Director Ron Fournier says that over a course of nine weeks, half-day programming held Monday through Friday served regional students in grades K through 9. Programs were assigned to different parts of the campus, with different grade levels coming on different days. Schools in South Paris, West Paris, Otisfield, and Harrison all sent youngsters in this grant-funded initiative.

Fournier and other Bryant Pond educators immersed students in a broad range of learning activities that maximized the camp’s outdoor resources. Topics included ecology, wilderness survival, geology, forest ecology, S.T.E.M., teambuilding, nature awareness, hiking, wildlife, and natural history.

The project had its basis in the organization’s value in, and support for, its community, he said. “We met with teachers and set goals.”
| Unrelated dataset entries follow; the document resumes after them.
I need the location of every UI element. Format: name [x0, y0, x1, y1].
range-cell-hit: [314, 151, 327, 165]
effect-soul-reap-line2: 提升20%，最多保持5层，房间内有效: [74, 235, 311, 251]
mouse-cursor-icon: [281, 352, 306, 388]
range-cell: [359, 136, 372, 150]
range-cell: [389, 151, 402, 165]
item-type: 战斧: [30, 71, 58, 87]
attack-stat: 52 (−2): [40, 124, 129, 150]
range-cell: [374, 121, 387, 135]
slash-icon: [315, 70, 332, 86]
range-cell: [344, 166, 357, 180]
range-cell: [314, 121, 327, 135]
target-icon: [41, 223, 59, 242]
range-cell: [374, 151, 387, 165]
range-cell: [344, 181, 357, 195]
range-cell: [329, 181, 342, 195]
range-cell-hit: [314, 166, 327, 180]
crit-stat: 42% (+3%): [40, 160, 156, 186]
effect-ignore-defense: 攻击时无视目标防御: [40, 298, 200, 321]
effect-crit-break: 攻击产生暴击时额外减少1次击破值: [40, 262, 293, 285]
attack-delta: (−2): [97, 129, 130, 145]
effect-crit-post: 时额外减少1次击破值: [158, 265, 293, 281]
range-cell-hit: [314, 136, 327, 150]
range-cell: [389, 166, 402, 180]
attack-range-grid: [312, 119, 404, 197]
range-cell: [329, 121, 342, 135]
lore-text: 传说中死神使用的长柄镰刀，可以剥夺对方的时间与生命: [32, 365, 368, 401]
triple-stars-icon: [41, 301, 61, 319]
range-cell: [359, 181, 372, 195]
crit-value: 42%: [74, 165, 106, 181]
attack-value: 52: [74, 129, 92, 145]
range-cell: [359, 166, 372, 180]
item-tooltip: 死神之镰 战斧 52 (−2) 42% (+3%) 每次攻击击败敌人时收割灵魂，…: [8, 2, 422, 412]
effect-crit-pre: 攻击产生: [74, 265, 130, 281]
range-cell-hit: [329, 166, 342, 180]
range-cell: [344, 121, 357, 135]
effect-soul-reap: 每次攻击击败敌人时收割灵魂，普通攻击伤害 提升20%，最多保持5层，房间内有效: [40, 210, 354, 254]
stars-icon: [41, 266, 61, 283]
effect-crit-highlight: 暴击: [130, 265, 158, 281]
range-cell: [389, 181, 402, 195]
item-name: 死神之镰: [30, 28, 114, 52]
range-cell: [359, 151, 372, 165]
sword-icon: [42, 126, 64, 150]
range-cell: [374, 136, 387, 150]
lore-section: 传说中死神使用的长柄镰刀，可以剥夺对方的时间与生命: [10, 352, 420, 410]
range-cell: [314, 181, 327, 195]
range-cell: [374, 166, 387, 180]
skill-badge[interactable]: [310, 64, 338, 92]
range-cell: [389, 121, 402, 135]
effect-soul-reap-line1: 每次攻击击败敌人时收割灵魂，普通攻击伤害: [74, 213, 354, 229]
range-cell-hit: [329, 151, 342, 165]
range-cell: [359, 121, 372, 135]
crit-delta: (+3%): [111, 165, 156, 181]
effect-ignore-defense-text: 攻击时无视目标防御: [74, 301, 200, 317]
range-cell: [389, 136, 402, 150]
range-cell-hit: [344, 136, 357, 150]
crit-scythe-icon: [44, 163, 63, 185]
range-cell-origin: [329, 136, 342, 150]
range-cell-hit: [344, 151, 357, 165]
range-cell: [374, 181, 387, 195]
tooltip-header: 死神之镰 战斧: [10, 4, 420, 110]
“The feedback was great,” he said. “We had outstanding groups, and everyone really appreciated being outdoors.”

Suspending Bryant Pond’s 2020 camp programs had vast financial ramifications, Fournier said, but handling the effects of the pandemic is “all about how we think.”

“We can let it beat us,” he said. But the center’s approach was far more positive, he said, by asking: “How are we going to meet the challenge?”

Meeting that challenge for educators statewide has demanded resources, cooperation, and commitment to community. Wolfe’s Neck Farm and Bryant Pond 4-H Camp and Learning Center represent just two examples of how schools’ collaboration with the local organizations – connected through their shared mission to youth education and development – are helping to contribute new learning opportunities as a bright spot in this uncertain public health crisis.

Teambuilding, appreciating and understanding the environment, building wilderness living skills. These are just a fraction of what Maine youth camps teach youngsters each summer. Now, with collaboration among these organizations and their local schools, the spirit and import of outdoor education is resonating even further.